A vida por um fio
Você sabe de onde vem a expressão “vida por um fio”?
A origem dessa expressão deriva da mitologia grega, da qual surgiu a história sobre as Moiras, que eram três irmãs e deusas primordiais, chamadas Cloto, Lachesis e Atropos, que determinavam o destino dos demais deuses e também dos homens por meio da tecelagem de um fio, o qual representaria o curso da vida.
Cloto era quem dava início ao fio da vida, era a deusa dos nascimentos e dos partos. Lachesis puxava e enrolava o fio da vida na Roda da Fortuna. A ideia da roda era representar os ciclos de bonança e desaventurança, os altos e baixos que todos vivenciamos ao longo de nossa existência.
Quando começamos a andar de moto, é como se fossemos ungidos pelo tear de Cloto, temos uma longa estrada por percorrer, sem saber exatamente aonde essa estrada vai nos levar. A expectativa é a melhor possível;
A partir daí, Lachesis nos faz percorrer estradas, nos proporcionando paisagens deslumbrantes, nos integrando ao meio ambiente com suas variações de temperatura, umidade, luz e odores, mas também nos faz viver perigos. Ao fiar nossa vida pela Roda da Fortuna, Lachesis ora nos fará sorrir, ora nos fará chorar, sofrer ou penar, mas isso é viver.

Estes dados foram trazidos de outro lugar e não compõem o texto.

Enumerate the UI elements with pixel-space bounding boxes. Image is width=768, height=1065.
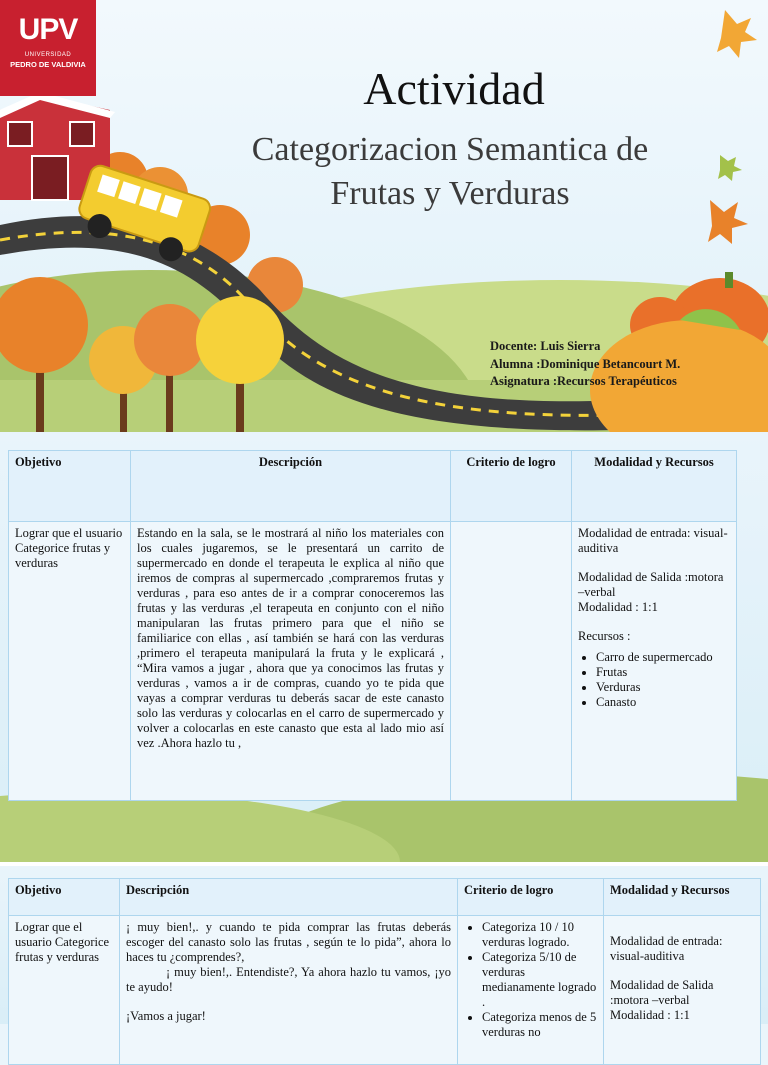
header-modalidad: Modalidad y Recursos [572, 451, 737, 522]
subtitle-line1: Categorizacion Semantica de [251, 131, 649, 168]
modalidad-salida: Modalidad de Salida :motora –verbal [578, 570, 724, 599]
title-slide [0, 0, 768, 432]
modalidad-ratio: Modalidad : 1:1 [610, 1008, 690, 1022]
header-objetivo: Objetivo [9, 451, 131, 522]
logo-mark: UPV [18, 13, 78, 46]
list-item: • Categoriza 5/10 de verduras medianamente logrado . [482, 950, 597, 1010]
modalidad-entrada: Modalidad de entrada: visual-auditiva [610, 934, 723, 963]
logo-line1: UNIVERSIDAD [24, 52, 72, 58]
list-item: • Verduras [596, 680, 730, 695]
header-objetivo: Objetivo [9, 879, 120, 916]
criterio-list [464, 920, 597, 1040]
asignatura-text: Asignatura :Recursos Terapéuticos [490, 374, 677, 388]
alumna-text: Alumna :Dominique Betancourt M. [490, 356, 681, 371]
page-subtitle [200, 128, 700, 216]
docente-text: Docente: Luis Sierra [490, 339, 601, 353]
activity-table-2 [8, 878, 761, 1065]
list-item: • Carro de supermercado [596, 650, 730, 665]
logo-line2: PEDRO DE VALDIVIA [10, 60, 86, 69]
header-criterio: Criterio de logro [458, 879, 604, 916]
modalidad-cell [604, 916, 761, 1065]
descripcion-p2: ¡ muy bien!,. Entendiste?, Ya ahora hazlo tu vamos, ¡yo te ayudo! [126, 965, 451, 994]
table-row [9, 916, 761, 1065]
header-modalidad: Modalidad y Recursos [604, 879, 761, 916]
header-criterio: Criterio de logro [451, 451, 572, 522]
table-header-row [9, 879, 761, 916]
upv-logo [0, 0, 96, 96]
objetivo-cell: Lograr que el usuario Categorice frutas y verduras [9, 522, 131, 801]
falling-leaves-icon [708, 10, 757, 244]
header-descripcion: Descripción [120, 879, 458, 916]
list-item: • Frutas [596, 665, 730, 680]
list-item: • Canasto [596, 695, 730, 710]
modalidad-ratio: Modalidad : 1:1 [578, 600, 658, 614]
activity-table-1 [8, 450, 737, 801]
descripcion-cell: Estando en la sala, se le mostrará al niño los materiales con los cuales jugaremos, se le presentará un carrito de supermercado en donde el terapeuta le explica al niño que iremos de compras al supermercado ,compraremos frutas y verduras , para eso antes de ir a comprar conoceremos las frutas y las verduras ,el terapeuta en conjunto con el niño manipularan las frutas primero para que el niño se familiarice con ellas , así también se hará con las verduras ,primero el terapeuta manipulará la fruta y le explicará , “Mira vamos a jugar , ahora que ya conocimos las frutas y verduras , vamos a ir de compras, cuando yo te pida que vayas a comprar verduras tu deberás sacar de este canasto solo las verduras y colocarlas en el carro de supermercado y volver a colocarlas en este canasto que esta al lado mio así vez .Ahora hazlo tu , [131, 522, 451, 801]
list-item: • Categoriza 10 / 10 verduras logrado. [482, 920, 597, 950]
objetivo-cell: Lograr que el usuario Categorice frutas y verduras [9, 916, 120, 1065]
modalidad-entrada: Modalidad de entrada: visual-auditiva [578, 526, 728, 555]
header-descripcion: Descripción [131, 451, 451, 522]
list-item: • Categoriza menos de 5 verduras no [482, 1010, 597, 1040]
descripcion-cell [120, 916, 458, 1065]
modalidad-cell [572, 522, 737, 801]
author-info [490, 338, 680, 391]
subtitle-line2: Frutas y Verduras [330, 175, 570, 212]
table-row [9, 522, 737, 801]
recursos-list [578, 650, 730, 710]
descripcion-p3: ¡Vamos a jugar! [126, 1009, 206, 1023]
criterio-cell [451, 522, 572, 801]
page-title: Actividad [363, 63, 545, 114]
descripcion-p1: ¡ muy bien!,. y cuando te pida comprar las frutas deberás escoger del canasto solo las frutas , según te lo pida”, ahora lo haces tu ¿comprendes?, [126, 920, 451, 964]
criterio-cell [458, 916, 604, 1065]
recursos-label: Recursos : [578, 629, 631, 643]
modalidad-salida: Modalidad de Salida :motora –verbal [610, 978, 714, 1007]
table-header-row [9, 451, 737, 522]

Até que um dia Atropos, aquela que ninguém consegue aplacar, decidirá o fim de nossa vida com o corte de nosso fio. Uma metáfora para nos lembrarmos de quão frágil é a manutenção de nossa existência.
As moiras eram a personificação do destino. A representação de que a nossa vida já estava determinada ou que seu encaminhamento estava fora do nosso total controle. Numa aproximação contemporânea e popular para facilitar o entendimento, algo mais ou menos como o “deixa a vida me levar (vida leva eu)” de Zeca Pagodinho.

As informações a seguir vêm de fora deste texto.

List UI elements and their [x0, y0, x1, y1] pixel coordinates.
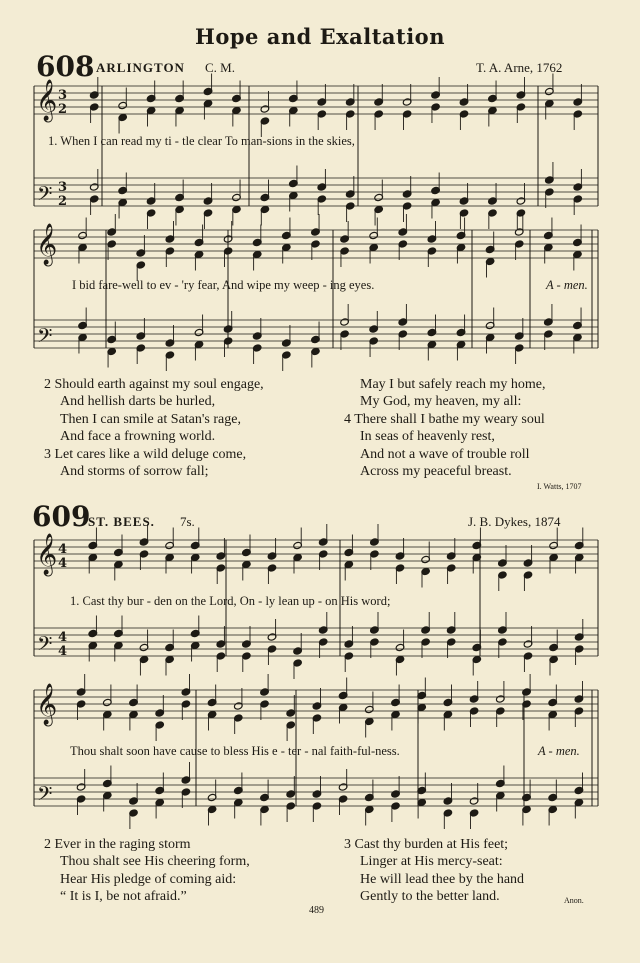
- verse-line: Across my peaceful breast.: [360, 464, 512, 480]
- verses-right: [344, 376, 545, 480]
- meter: 7s.: [180, 514, 195, 529]
- time-signature: 2: [58, 194, 68, 209]
- verse-line: And hellish darts be hurled,: [60, 394, 216, 410]
- verses-left: [44, 836, 250, 906]
- treble-clef: 𝄞: [36, 684, 58, 725]
- bass-clef: 𝄢: [37, 182, 53, 210]
- lyric-line: Thou shalt soon have cause to bless His e - ter - nal faith-ful-ness.: [70, 744, 400, 758]
- amen: A - men.: [546, 278, 588, 292]
- verse-line: 3 Cast thy burden at His feet;: [344, 837, 509, 852]
- bass-clef: 𝄢: [37, 324, 53, 352]
- section-title: Hope and Exaltation: [195, 24, 445, 49]
- verse-line: Hear His pledge of coming aid:: [60, 871, 237, 887]
- verse-line: “ It is I, be not afraid.”: [60, 889, 187, 905]
- tune-name: ARLINGTON: [96, 60, 185, 75]
- time-signature: 4: [58, 644, 68, 659]
- meter: C. M.: [205, 60, 235, 75]
- verses-right: [344, 836, 524, 906]
- verse-line: 3 Let cares like a wild deluge come,: [44, 446, 247, 462]
- page-number: 489: [309, 905, 324, 916]
- verse-line: 4 There shall I bathe my weary soul: [344, 411, 545, 427]
- composer: T. A. Arne, 1762: [476, 60, 563, 75]
- verse-line: And face a frowning world.: [60, 429, 216, 445]
- lyric-line: 1. Cast thy bur - den on the Lord, On - ly lean up - on His word;: [70, 594, 391, 608]
- time-signature: 4: [58, 542, 68, 557]
- verse-line: And not a wave of trouble roll: [360, 446, 530, 462]
- hymn-number: 608: [36, 50, 95, 83]
- lyric-line: 1. When I can read my ti - tle clear To man-sions in the skies,: [48, 134, 355, 148]
- verse-line: 2 Should earth against my soul engage,: [44, 377, 264, 392]
- bass-clef: 𝄢: [37, 782, 53, 810]
- verse-line: Linger at His mercy-seat:: [360, 854, 503, 870]
- tune-name: ST. BEES.: [88, 514, 155, 529]
- attribution: Anon.: [564, 896, 584, 905]
- bass-clef: 𝄢: [37, 632, 53, 660]
- verse-line: Then I can smile at Satan's rage,: [60, 411, 241, 427]
- verse-line: He will lead thee by the hand: [360, 871, 525, 887]
- treble-clef: 𝄞: [36, 534, 58, 575]
- verses-left: [44, 376, 264, 480]
- hymn-number: 609: [32, 500, 91, 533]
- treble-clef: 𝄞: [36, 80, 58, 121]
- time-signature: 4: [58, 630, 68, 645]
- composer: J. B. Dykes, 1874: [468, 514, 561, 529]
- attribution: I. Watts, 1707: [537, 482, 582, 491]
- verse-line: Gently to the better land.: [360, 889, 500, 905]
- amen: A - men.: [538, 744, 580, 758]
- lyric-line: I bid fare-well to ev - 'ry fear, And wipe my weep - ing eyes.: [72, 278, 375, 292]
- time-signature: 2: [58, 102, 68, 117]
- verse-line: My God, my heaven, my all:: [360, 394, 522, 410]
- time-signature: 3: [58, 180, 68, 195]
- time-signature: 4: [58, 556, 68, 571]
- time-signature: 3: [58, 88, 68, 103]
- verse-line: In seas of heavenly rest,: [360, 429, 495, 445]
- verse-line: May I but safely reach my home,: [360, 377, 546, 392]
- treble-clef: 𝄞: [36, 224, 58, 265]
- verse-line: Thou shalt see His cheering form,: [60, 854, 250, 870]
- verse-line: 2 Ever in the raging storm: [44, 837, 191, 852]
- verse-line: And storms of sorrow fall;: [60, 464, 209, 480]
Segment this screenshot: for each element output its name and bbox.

Mas o nosso destino já está traçado ou podemos fazer uso do livre arbítrio para criar nossa própria história?
Santo Agostinho escreveu uma obra intitulada “Livre Arbítrio” na qual exprime como definição que “o livre arbítrio é a possibilidade de escolher entre o bem e o mal, enquanto liberdade é o bom uso do livre arbítrio”.
Já Aristóteles defendia que o caminho correto é aquele que alcança um meio termo feliz, nem pelo excesso, nem pela falta. Dizia Aristóteles que “o homem que tudo teme é um covarde, mas o homem que nada teme é precipitado”.
Atualmente, poderíamos relacionar tais conclusões com o trânsito na medida em que, se tudo der certo, aquela velocidade alucinante, aquela ultrapassagem arriscada ou aquela raspada da pedaleira na curva que fazemos com uma moto podem proporcionar o doce sabor da adrenalina, a sensação de vitória e do poder, fazer explodir o êxtase de liberdade, mas, se qualquer coisa sair errado, o arrependimento, a tristeza para os entes queridos e a alcunha de idiota será o resultado da imprudência. Dizem que um herói é um idiota que deu certo e que um idiota é um herói que deu errado.
Então será que vale mesmo a pena arriscar tanto por tão pouco, apenas alguns efêmeros momentos de auto-satisfação?
A beleza do livre arbítrio é essa, pois alguns poderão achar que sim, viver é correr riscos como se não houvesse amanhã, mas, novamente tornando aos ensinamentos de Santo Agostinho, podemos melhor perceber que o tempo presente que vivemos é um triplo presente concedido por Deus porque é um presente do passado na medida em que nos proporciona memórias, lembranças, uma história e uma preparação para o presente do presente que é este exato momento que vivenciamos em que tudo acontece e que nos tentar prever o presente do futuro, que é o quê nos enche de esperança, expectativa, enfim, de energia para continuar existindo.
No comando de um veículo, moto, carro ou bicicleta, temos a falsa impressão de estarmos controlando o nosso destino em ato simultâneo de controlar o nosso deslocamento até nosso ponto de chegada previsto, mas, por imprudência ou negligência, podemos por tudo a perder, para nós e para terceiros, se não compreendermos de forma peremptória que uma via é um ambiente de interação pública, apenas uma parte de um passeio seguro e prazeroso ou de um trajeto cotidiano, apenas um meio, não um fim em si mesmo.